A plus d'un titre, l'accroche du présent billet s'applique au roman "Le Cimetière de pianos", roman signé de l'écrivain portugais José Luis Peixoto. Il s'agit en effet d'un ouvrage à la lecture difficile, lente, ardue comme un marathon. A ce régime, on s'attache au style plus qu'à l'histoire, et c'est tout bénéfice! Ceux qui lisent le portugais seront donc bien inspirés de lire ce texte dans sa langue originale pour en savourer les plus fins éléments.

"Le Cimetière de pianos" est un roman déconcertant, découpé en cinq ou six parties, décliné à deux voix. A ma gauche, vous avez Francisco Lazaro, marathonien. A ma droite, son fils - qui sera élevé par son oncle. Le fils est né, en effet, le jour même où son père s'éteint, au trentième kilomètre du marathon des Jeux Olympiques de 1912 à Stockholm. "Quand je suis tombé malade, j'ai su que j'allais mourir", commence le récit. Et les toutes premières pages plantent le décor sur cette base, baignée d'un deuil qui ne quittera jamais l'ambiance du récit.

Dès le début, on se demande qui parle. L'auteur s'empresse de détromper les plus tordus des lecteurs: non, ce n'est pas un piano qui s'exprime, mais bien un être humain, couché dans un lit d'hôpital, loin de sa famille qui suit son agonie par téléphone. L'auteur joue sur ce double aspect trompeur de la mort opposée à la naissance, avant de conclure en deux temps en page 18: d'abord la naissance (alors que le lecteur attend un décès), puis, effectivement, le décès. En quelques pages, tout est dit - reste le développement, sans quoi le roman serait, admettez-le, un poil court.

Celui qui s'embarque plus avant dans l'histoire va faire connaissance avec le style personnel de José Luis Peixoto, un style dont la caractéristique la plus évidente est la répétition, à tous les niveaux. On vous a dit de l'éviter; lui s'est dit qu'il peut en faire son miel, et on ne peut que lui donner raison. Ses fonctions sont multiples. Avant tout, elles créent un ralenti dans l'action, à la manière de certaines scènes d'un certain Brian de Palma, à l'exemple de la fin passionnée de la première partie du roman. Elles se veulent en outre un ancrage dans le concret, comme si dire plusieurs fois la même chose permettait de lui donner un poids supplémentaire. Elles permettent également, enfin, un jeu d'échos d'un bout à l'autre du roman, par exemple entre la fin de la première partie ("Je me tournai: le visage borne et sale de mon frère." et la fin de la seconde: "Et je vis le visage borne et sale de mon oncle." - deux visions distinctes du même épisode, celui où le neveu consomme son amour avec Maria, dans le fameux... cimetière de pianos.

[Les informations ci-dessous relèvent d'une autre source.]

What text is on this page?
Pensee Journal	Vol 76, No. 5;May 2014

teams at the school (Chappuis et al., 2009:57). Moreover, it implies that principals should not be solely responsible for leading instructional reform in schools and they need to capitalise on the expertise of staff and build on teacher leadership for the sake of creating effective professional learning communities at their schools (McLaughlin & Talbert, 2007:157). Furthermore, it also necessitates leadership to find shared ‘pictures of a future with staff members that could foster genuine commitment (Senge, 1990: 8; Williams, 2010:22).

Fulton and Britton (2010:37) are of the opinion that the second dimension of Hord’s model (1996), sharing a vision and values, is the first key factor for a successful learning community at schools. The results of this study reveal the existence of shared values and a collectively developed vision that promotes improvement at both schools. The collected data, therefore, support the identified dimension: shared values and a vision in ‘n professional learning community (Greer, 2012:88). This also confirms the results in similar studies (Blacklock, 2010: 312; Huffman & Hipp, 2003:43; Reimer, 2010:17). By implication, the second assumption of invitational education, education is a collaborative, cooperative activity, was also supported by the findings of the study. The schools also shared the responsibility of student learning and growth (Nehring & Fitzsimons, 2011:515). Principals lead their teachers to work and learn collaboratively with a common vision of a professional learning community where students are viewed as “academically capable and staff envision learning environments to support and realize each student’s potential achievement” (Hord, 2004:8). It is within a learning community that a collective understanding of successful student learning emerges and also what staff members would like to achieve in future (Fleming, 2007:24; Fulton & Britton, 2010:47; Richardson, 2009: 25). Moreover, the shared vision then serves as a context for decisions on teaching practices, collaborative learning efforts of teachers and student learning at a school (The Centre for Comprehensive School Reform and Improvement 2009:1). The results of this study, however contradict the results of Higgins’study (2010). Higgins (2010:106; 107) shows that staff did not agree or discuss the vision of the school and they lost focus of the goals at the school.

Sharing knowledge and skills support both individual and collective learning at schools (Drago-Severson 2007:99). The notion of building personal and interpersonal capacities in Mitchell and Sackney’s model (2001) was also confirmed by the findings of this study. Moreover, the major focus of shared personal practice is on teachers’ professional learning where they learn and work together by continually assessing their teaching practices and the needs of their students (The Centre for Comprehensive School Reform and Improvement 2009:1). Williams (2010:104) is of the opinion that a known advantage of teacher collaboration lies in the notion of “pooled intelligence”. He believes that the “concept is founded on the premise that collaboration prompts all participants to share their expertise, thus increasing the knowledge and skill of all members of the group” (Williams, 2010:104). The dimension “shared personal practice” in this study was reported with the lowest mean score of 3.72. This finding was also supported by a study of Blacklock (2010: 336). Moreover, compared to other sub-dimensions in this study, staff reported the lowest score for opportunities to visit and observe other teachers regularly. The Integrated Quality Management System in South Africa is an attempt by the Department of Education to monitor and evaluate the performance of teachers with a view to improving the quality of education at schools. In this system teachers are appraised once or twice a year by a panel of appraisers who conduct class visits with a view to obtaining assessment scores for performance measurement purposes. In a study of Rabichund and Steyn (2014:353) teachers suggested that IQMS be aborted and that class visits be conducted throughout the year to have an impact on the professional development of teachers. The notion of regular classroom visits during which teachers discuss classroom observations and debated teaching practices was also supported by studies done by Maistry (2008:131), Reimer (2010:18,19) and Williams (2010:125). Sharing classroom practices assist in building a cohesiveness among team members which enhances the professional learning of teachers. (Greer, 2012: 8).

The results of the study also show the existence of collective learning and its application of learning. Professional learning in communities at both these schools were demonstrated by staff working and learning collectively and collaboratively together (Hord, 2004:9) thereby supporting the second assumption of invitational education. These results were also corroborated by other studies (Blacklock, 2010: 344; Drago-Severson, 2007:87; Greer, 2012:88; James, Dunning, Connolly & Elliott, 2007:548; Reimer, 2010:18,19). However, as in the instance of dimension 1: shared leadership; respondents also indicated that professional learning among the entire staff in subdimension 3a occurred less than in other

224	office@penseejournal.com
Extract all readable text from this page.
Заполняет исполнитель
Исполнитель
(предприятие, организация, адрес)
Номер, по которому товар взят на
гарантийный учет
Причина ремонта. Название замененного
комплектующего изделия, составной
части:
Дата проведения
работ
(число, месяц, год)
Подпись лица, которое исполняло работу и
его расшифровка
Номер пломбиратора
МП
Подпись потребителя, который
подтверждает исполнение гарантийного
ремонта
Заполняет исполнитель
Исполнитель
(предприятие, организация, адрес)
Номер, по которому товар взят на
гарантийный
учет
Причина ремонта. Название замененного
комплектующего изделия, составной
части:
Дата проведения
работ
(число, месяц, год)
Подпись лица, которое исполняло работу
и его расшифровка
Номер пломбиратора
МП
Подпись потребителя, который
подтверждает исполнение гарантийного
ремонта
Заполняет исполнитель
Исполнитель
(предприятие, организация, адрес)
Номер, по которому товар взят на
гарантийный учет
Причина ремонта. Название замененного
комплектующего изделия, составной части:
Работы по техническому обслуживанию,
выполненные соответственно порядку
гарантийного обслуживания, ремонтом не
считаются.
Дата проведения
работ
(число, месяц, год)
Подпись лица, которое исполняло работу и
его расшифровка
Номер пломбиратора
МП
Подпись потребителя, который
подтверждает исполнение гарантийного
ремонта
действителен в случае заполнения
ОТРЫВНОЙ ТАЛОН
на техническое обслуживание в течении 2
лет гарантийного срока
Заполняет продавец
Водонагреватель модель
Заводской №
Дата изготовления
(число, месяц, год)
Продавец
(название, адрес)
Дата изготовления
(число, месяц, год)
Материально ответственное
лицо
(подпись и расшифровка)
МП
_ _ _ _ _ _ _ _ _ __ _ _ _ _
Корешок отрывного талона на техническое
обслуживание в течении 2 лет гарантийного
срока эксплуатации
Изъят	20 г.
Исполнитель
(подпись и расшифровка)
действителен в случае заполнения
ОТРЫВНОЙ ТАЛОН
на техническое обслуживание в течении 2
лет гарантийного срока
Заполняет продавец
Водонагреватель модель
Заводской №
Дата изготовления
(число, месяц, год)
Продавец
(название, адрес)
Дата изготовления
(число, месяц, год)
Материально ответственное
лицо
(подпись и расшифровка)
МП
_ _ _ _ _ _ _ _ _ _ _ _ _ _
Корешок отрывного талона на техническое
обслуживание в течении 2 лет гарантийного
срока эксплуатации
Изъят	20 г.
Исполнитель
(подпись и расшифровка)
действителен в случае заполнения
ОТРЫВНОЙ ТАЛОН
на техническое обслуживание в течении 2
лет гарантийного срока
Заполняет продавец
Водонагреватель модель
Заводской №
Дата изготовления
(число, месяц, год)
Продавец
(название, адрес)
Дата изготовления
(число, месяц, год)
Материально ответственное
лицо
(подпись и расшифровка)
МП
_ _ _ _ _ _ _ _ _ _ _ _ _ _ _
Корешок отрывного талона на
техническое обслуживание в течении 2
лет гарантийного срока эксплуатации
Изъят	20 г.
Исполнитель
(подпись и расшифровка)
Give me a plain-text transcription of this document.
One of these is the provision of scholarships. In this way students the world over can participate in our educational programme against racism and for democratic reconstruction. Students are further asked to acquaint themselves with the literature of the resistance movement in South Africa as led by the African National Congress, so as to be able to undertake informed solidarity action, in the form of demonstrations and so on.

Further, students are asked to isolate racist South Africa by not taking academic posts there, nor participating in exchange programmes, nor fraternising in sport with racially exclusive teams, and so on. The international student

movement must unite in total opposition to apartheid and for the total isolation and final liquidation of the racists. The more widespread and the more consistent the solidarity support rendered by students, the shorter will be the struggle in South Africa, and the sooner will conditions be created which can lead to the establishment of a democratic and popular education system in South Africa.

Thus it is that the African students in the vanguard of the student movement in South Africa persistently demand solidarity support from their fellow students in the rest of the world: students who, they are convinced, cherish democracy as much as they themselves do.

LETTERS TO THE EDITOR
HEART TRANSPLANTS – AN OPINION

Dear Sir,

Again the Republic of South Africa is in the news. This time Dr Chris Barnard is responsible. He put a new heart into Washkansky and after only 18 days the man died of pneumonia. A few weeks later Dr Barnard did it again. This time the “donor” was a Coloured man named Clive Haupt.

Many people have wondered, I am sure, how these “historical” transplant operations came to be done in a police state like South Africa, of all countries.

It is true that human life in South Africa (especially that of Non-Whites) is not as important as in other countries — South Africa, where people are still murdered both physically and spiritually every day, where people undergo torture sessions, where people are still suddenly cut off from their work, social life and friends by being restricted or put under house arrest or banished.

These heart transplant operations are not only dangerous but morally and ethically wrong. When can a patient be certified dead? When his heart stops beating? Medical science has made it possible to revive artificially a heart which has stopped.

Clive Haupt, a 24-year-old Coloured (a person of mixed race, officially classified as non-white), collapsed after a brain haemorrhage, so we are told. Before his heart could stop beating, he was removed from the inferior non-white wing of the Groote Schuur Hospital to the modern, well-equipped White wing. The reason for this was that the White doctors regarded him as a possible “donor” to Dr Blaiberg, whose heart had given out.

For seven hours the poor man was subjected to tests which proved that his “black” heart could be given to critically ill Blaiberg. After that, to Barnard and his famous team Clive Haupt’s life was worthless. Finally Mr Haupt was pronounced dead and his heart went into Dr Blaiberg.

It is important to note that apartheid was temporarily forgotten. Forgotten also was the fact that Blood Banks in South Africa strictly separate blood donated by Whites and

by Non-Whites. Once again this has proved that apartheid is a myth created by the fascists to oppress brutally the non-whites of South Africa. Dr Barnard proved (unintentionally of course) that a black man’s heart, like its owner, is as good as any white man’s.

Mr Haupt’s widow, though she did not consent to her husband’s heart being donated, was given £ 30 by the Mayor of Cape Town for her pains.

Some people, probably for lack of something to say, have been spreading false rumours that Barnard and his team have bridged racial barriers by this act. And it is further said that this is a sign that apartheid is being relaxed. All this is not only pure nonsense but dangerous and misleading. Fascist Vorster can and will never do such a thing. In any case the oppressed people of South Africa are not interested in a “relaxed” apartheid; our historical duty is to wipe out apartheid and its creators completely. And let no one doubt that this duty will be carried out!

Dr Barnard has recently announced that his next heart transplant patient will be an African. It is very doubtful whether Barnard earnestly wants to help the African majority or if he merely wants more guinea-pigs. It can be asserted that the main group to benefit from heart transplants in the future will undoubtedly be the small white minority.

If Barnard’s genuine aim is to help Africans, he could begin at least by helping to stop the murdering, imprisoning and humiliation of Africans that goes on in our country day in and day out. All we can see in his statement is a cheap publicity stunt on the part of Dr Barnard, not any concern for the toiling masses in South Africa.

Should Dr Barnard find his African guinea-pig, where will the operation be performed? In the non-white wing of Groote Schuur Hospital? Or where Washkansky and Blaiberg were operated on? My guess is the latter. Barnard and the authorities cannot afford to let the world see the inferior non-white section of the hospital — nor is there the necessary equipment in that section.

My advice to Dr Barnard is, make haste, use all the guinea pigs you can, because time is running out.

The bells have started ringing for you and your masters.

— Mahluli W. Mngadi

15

Ce cimetière, justement... il arrive relativement tard dans le récit, même si l'histoire des personnages qui le peuplent est marquée par la sonorité du piano. Au sens premier, le cimetière de pianos est l'endroit où la famille d'ébénistes qui raconte cette histoire range des pianos hors d'usage, conservés afin d'en tirer des pièces, voire de les faire ressusciter - en tout ou en partie - un espoir sans cesse déçu. Ces pianos morts (mais appelés à revivre en pièces détachées) font écho à ceux qu'on entend à la radio, vivants mais un peu en conserve; personne, dans la famille, n'a pu devenir pianiste. L'aspect résurrection, mariage finalement impossible des deux (pour une fois qu'ils réparent un piano pour un Italien, le service n'est pas payé!), est souligné par l'onomastique: vous savez à présent qu'il y a dans cette affaire une Maria et un Lazaro; mais il y a aussi une Marta.

Le cimetière de pianos est également un lieu secret, abri des amours de la jeune génération. C'est là que Marta vient lire des romans d'amour; c'est là aussi que le neveu amène sa fiancée pour y concevoir son premier enfant, avant même son mariage, créant la scène apothéotique qui conclut le premier chapitre. On pourrait voir ici une forme d'endroit quasi sacré, où le réel est mis entre parenthèses l'espace d'une lecture ou d'un coït.

Parenthèses? L'auteur crée un flou à tous les étages, en particulier en ce qui concerne la chronologie. Un seul truc est certain: la date du marathon des Jeux Olympiques de Stockholm, en 1912 - c'est du reste le seul élément réel de ce roman, avec les circonstances du décès de Francisco Lazaro. On peine à situer les étapes, les périodes, le temps dans toute cette histoire, en dépit du jeu rythmique qui martèle les chapitres pairs au gré des kilomètres (un à trente) du marathon - un rythme certes "kilométré", mais brouillé par un jeu littéraire où les paragraphes, plus ou moins brefs, sont juxtaposés sans vraie suite, comme les pièces d'un puzzle qu'on a envie de reconstituer.

A lire, donc... mais soyez prévenus: ça se découvre à la vitesse d'un marathon. Bonne lecture: ça se mérite, mais c'est copieux et l'endurance sera de mise.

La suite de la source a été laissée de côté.